Member of the Uttar Pradesh Legislative Assembly
- Incumbent
- Assumed office 2022
- Preceded by: Ajai Kumar
- Constituency: Bara

Personal details
- Born: 1957 (age 68–69) Sirathu, Prayagraj district, Uttar Pradesh
- Party: Apna Dal (Soneylal)
- Education: Master of Arts (Chhatrapati Shahu Ji Maharaj University)

= Vachaspati (politician) =

Indian politician

Vachaspati (born 1957) is an Indian politician from Uttar Pradesh. He is a member of the Uttar Pradesh Legislative Assembly from the Bara Assembly constituency, which is a reserved constituency for Scheduled Caste community, in Prayagraj district. He won the 2022 Uttar Pradesh Legislative Assembly election representing the Apna Dal (Soneylal).

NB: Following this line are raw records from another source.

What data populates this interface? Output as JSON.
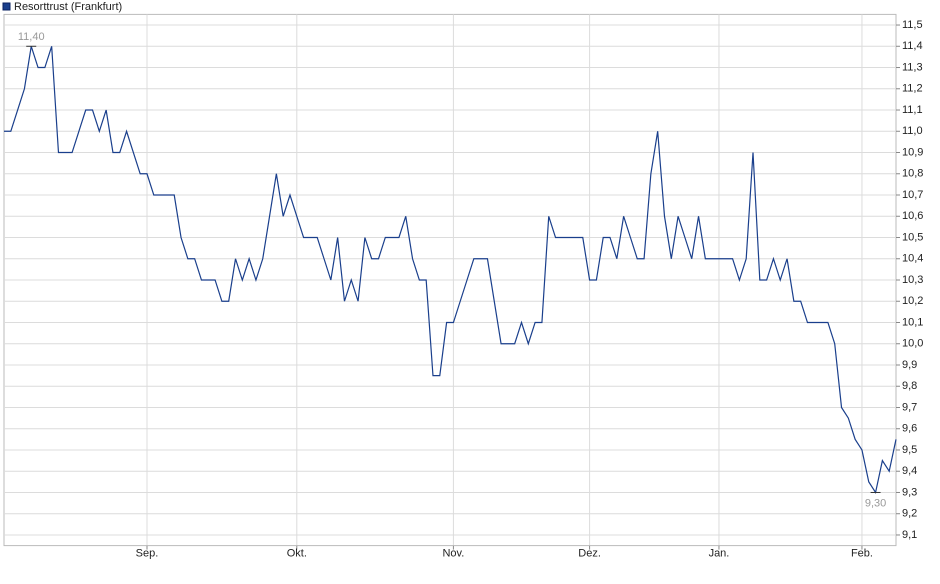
{
  "chart_data": {
    "type": "line",
    "title": "Resorttrust (Frankfurt)",
    "color": "#1a3f8c",
    "grid": true,
    "values": [
      11.0,
      11.0,
      11.1,
      11.2,
      11.4,
      11.3,
      11.3,
      11.4,
      10.9,
      10.9,
      10.9,
      11.0,
      11.1,
      11.1,
      11.0,
      11.1,
      10.9,
      10.9,
      11.0,
      10.9,
      10.8,
      10.8,
      10.7,
      10.7,
      10.7,
      10.7,
      10.5,
      10.4,
      10.4,
      10.3,
      10.3,
      10.3,
      10.2,
      10.2,
      10.4,
      10.3,
      10.4,
      10.3,
      10.4,
      10.6,
      10.8,
      10.6,
      10.7,
      10.6,
      10.5,
      10.5,
      10.5,
      10.4,
      10.3,
      10.5,
      10.2,
      10.3,
      10.2,
      10.5,
      10.4,
      10.4,
      10.5,
      10.5,
      10.5,
      10.6,
      10.4,
      10.3,
      10.3,
      9.85,
      9.85,
      10.1,
      10.1,
      10.2,
      10.3,
      10.4,
      10.4,
      10.4,
      10.2,
      10.0,
      10.0,
      10.0,
      10.1,
      10.0,
      10.1,
      10.1,
      10.6,
      10.5,
      10.5,
      10.5,
      10.5,
      10.5,
      10.3,
      10.3,
      10.5,
      10.5,
      10.4,
      10.6,
      10.5,
      10.4,
      10.4,
      10.8,
      11.0,
      10.6,
      10.4,
      10.6,
      10.5,
      10.4,
      10.6,
      10.4,
      10.4,
      10.4,
      10.4,
      10.4,
      10.3,
      10.4,
      10.9,
      10.3,
      10.3,
      10.4,
      10.3,
      10.4,
      10.2,
      10.2,
      10.1,
      10.1,
      10.1,
      10.1,
      10.0,
      9.7,
      9.65,
      9.55,
      9.5,
      9.35,
      9.3,
      9.45,
      9.4,
      9.55
    ],
    "xlim": [
      0,
      131
    ],
    "xticks": [
      {
        "value": 21,
        "label": "Sep."
      },
      {
        "value": 43,
        "label": "Okt."
      },
      {
        "value": 66,
        "label": "Nov."
      },
      {
        "value": 86,
        "label": "Dez."
      },
      {
        "value": 105,
        "label": "Jan."
      },
      {
        "value": 126,
        "label": "Feb."
      }
    ],
    "ylim": [
      9.05,
      11.55
    ],
    "yticks": [
      {
        "value": 9.1,
        "label": "9,1"
      },
      {
        "value": 9.2,
        "label": "9,2"
      },
      {
        "value": 9.3,
        "label": "9,3"
      },
      {
        "value": 9.4,
        "label": "9,4"
      },
      {
        "value": 9.5,
        "label": "9,5"
      },
      {
        "value": 9.6,
        "label": "9,6"
      },
      {
        "value": 9.7,
        "label": "9,7"
      },
      {
        "value": 9.8,
        "label": "9,8"
      },
      {
        "value": 9.9,
        "label": "9,9"
      },
      {
        "value": 10.0,
        "label": "10,0"
      },
      {
        "value": 10.1,
        "label": "10,1"
      },
      {
        "value": 10.2,
        "label": "10,2"
      },
      {
        "value": 10.3,
        "label": "10,3"
      },
      {
        "value": 10.4,
        "label": "10,4"
      },
      {
        "value": 10.5,
        "label": "10,5"
      },
      {
        "value": 10.6,
        "label": "10,6"
      },
      {
        "value": 10.7,
        "label": "10,7"
      },
      {
        "value": 10.8,
        "label": "10,8"
      },
      {
        "value": 10.9,
        "label": "10,9"
      },
      {
        "value": 11.0,
        "label": "11,0"
      },
      {
        "value": 11.1,
        "label": "11,1"
      },
      {
        "value": 11.2,
        "label": "11,2"
      },
      {
        "value": 11.3,
        "label": "11,3"
      },
      {
        "value": 11.4,
        "label": "11,4"
      },
      {
        "value": 11.5,
        "label": "11,5"
      }
    ],
    "annotations": [
      {
        "index": 4,
        "value": 11.4,
        "label": "11,40",
        "position": "above"
      },
      {
        "index": 128,
        "value": 9.3,
        "label": "9,30",
        "position": "below"
      }
    ]
  }
}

== Early life and education ==
Vachaspati is from Sirathu, Prayagraj district, Uttar Pradesh. He is the son of late Rajaram. He completed his MA in 2022 at Chhatrapati Shahu Ji Maharaj University, Kanpur.

== Career ==
Vachaspati won from Bara Assembly constituency, representing Apna Dal (Soneylal), in the 2022 Uttar Pradesh Legislative Assembly election. He polled 89,203 votes and defeated his nearest rival, Ajay Munna of the Samajwadi Party, by a margin of 12,464 votes.